Hannover 96: Planungen mit Linton Maina

Linton Maina
Wohl weiterhin für Hannover 96 am Ball: Linton Maina.
Foto: imago images / Joachim Sielski
26.08.2020 - 07:54 | von Johannes Ketterl

Mit dem für rund vier Millionen Euro zum VfB Stuttgart gewechselten Waldemar Anton hat Hannover 96 in diesem Transfersommer ein Eigengewächs verloren. Diesem schmerzhaften Verlust des Defensiv-Allrounders, der aufgrund eines in einem Jahr auslaufenden Vertrages kaum zu vermeiden war, soll nun aber offenbar nicht auch noch der Abgang von Linton Maina folgen. Zumindest sieht es im Moment stark danach aus, als würde der 21-Jährige in Hannover bleiben.

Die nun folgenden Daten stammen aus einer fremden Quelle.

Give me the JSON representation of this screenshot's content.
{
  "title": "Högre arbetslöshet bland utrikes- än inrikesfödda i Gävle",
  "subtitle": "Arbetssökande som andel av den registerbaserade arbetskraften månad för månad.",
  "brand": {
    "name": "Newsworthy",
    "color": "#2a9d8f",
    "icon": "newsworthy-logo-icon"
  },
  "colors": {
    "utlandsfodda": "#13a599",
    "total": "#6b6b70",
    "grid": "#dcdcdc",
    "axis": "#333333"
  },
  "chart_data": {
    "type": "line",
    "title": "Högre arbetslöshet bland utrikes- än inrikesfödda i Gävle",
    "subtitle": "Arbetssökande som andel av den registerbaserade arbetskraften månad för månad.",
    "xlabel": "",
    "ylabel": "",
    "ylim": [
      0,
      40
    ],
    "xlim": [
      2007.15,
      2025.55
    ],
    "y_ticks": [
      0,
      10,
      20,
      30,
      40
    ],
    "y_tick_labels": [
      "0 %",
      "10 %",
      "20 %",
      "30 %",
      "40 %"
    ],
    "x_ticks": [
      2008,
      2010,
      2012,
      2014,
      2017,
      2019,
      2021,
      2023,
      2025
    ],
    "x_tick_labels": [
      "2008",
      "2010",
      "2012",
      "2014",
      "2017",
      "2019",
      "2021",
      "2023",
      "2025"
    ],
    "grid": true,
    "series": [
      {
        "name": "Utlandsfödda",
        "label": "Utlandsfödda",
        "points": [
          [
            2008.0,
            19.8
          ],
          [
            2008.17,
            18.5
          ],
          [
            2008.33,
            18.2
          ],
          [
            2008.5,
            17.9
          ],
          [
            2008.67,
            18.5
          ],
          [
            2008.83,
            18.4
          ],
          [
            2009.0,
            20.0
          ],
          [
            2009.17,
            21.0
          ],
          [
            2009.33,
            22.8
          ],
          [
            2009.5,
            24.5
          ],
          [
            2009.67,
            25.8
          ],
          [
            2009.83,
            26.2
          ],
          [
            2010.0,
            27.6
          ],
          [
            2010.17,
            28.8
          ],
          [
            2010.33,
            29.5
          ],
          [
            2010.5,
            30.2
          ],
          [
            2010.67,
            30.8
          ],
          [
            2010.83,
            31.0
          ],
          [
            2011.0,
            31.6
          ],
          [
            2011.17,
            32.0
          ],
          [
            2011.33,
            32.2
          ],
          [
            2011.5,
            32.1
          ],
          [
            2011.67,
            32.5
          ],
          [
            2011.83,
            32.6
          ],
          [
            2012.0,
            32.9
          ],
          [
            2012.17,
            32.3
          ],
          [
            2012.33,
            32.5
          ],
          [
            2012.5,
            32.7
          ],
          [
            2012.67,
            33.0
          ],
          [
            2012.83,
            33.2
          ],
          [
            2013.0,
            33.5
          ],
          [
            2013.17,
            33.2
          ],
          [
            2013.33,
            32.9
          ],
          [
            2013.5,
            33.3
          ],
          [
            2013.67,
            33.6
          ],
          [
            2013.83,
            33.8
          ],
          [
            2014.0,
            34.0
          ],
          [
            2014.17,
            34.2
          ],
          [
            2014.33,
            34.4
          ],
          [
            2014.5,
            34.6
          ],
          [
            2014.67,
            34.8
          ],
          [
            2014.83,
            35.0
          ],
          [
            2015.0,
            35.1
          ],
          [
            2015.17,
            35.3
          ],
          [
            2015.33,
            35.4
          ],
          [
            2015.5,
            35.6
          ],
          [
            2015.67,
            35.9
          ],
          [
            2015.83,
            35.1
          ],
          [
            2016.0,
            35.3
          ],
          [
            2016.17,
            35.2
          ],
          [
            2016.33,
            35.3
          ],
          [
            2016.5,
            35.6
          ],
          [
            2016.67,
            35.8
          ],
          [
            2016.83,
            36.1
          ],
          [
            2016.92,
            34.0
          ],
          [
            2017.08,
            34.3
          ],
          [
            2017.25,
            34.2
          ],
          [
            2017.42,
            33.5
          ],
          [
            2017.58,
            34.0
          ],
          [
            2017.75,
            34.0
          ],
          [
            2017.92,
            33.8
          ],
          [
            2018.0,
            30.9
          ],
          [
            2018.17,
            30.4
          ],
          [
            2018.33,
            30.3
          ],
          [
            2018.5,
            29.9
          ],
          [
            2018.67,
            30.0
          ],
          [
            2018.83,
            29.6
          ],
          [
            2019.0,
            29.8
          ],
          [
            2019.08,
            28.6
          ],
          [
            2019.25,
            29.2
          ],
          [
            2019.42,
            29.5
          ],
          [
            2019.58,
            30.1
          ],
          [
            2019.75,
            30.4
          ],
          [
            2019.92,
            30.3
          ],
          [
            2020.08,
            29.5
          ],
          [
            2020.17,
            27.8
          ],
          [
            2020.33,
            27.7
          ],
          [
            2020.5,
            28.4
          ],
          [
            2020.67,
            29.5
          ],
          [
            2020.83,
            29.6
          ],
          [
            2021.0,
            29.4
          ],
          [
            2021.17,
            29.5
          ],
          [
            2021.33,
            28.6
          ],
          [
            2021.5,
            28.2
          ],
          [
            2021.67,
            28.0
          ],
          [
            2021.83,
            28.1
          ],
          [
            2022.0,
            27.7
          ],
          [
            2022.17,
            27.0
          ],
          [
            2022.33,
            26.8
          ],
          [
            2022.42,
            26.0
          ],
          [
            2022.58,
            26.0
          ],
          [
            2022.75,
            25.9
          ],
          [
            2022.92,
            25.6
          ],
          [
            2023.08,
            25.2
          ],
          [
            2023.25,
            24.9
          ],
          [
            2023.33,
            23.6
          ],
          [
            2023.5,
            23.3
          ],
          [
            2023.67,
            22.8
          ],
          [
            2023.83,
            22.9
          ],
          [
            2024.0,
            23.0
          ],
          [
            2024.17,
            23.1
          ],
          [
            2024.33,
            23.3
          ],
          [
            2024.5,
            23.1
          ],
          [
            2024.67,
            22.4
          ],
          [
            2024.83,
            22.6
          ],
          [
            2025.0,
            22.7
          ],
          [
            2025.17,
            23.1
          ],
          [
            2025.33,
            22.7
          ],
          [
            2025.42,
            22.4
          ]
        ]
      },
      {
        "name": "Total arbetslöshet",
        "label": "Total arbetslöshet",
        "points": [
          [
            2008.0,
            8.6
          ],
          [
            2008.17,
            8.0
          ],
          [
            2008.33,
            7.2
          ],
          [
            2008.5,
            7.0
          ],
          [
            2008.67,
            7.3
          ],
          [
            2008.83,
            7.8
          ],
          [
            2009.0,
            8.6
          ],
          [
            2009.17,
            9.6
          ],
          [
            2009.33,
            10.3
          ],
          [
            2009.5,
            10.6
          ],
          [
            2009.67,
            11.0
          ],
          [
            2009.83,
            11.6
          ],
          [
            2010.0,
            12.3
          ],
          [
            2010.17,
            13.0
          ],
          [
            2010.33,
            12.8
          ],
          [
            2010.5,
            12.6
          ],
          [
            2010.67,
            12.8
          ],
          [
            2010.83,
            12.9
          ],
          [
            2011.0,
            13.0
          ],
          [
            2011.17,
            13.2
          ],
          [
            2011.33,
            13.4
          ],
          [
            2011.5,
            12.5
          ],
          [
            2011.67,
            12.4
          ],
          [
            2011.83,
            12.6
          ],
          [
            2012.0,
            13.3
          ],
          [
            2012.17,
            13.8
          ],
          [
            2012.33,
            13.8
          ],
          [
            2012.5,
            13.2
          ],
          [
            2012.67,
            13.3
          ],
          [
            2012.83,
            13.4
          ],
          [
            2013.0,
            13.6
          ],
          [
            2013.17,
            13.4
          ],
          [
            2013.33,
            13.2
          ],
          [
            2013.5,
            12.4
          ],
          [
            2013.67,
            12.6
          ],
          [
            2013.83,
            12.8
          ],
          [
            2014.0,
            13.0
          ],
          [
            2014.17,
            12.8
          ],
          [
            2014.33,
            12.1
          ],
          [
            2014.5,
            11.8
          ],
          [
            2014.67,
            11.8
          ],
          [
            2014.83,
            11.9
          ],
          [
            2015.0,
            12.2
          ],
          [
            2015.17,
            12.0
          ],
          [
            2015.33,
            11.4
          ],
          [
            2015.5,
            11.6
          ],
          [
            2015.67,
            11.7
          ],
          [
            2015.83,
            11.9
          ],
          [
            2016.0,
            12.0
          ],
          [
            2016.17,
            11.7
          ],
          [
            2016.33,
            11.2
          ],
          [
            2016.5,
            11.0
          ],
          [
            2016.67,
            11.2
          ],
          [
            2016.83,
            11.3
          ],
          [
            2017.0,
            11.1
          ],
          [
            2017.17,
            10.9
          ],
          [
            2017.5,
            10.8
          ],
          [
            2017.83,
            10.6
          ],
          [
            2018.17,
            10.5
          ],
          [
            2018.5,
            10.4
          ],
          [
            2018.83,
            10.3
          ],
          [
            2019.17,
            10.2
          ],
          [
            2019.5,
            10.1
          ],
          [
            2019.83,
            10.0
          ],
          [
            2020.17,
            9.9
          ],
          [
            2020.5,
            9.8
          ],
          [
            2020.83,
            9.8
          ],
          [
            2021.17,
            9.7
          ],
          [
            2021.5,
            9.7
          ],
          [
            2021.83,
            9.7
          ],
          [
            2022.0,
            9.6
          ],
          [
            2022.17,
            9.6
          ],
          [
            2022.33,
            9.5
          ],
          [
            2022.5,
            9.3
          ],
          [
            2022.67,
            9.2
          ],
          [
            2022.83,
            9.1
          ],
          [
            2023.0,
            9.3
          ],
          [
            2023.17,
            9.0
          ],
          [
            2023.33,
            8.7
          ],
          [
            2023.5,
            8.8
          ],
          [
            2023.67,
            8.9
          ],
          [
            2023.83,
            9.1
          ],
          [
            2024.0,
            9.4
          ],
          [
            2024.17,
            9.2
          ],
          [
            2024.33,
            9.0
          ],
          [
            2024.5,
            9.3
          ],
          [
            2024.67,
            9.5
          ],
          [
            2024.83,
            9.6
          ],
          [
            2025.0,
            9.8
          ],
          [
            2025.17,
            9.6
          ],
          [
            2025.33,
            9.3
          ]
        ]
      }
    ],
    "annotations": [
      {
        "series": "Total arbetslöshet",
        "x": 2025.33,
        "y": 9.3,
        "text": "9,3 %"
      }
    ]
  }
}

Nachdem vor Wochen medial schon von einer Einigung zwischen Maina und dem VfL Wolfsburg berichtet wurde, sprach Hannovers Boss Martin Kind gegenüber der "Braunschweiger Zeitung" nun ein Machtwort. "Das Thema ist vom Tisch. Wir haben immer gesagt, dass wir mit Linton planen, und daran hat sich nichts geändert.“

Dem Vernehmen nach haben beide Vereine durchaus Gespräche über einen Wechsel des U21-Nationalspielers geführt, doch war eine Einigung in Sachen Ablöse stets weit entfernt. Zweieinhalb Wochen vor dem ersten Pflichtspiel der neuen Saison im Rahmen der ersten Runde des DFB-Pokals bei den Würzburger Kickers hat Kind nun für klare Verhältnisse gesorgt, wenngleich nicht auszuschließen ist, dass bis zum Transferschluss am 5. Oktober ein neuerlicher Vorstoß aus Wolfsburg oder auch von Seiten eines anderen Vereins erfolgt.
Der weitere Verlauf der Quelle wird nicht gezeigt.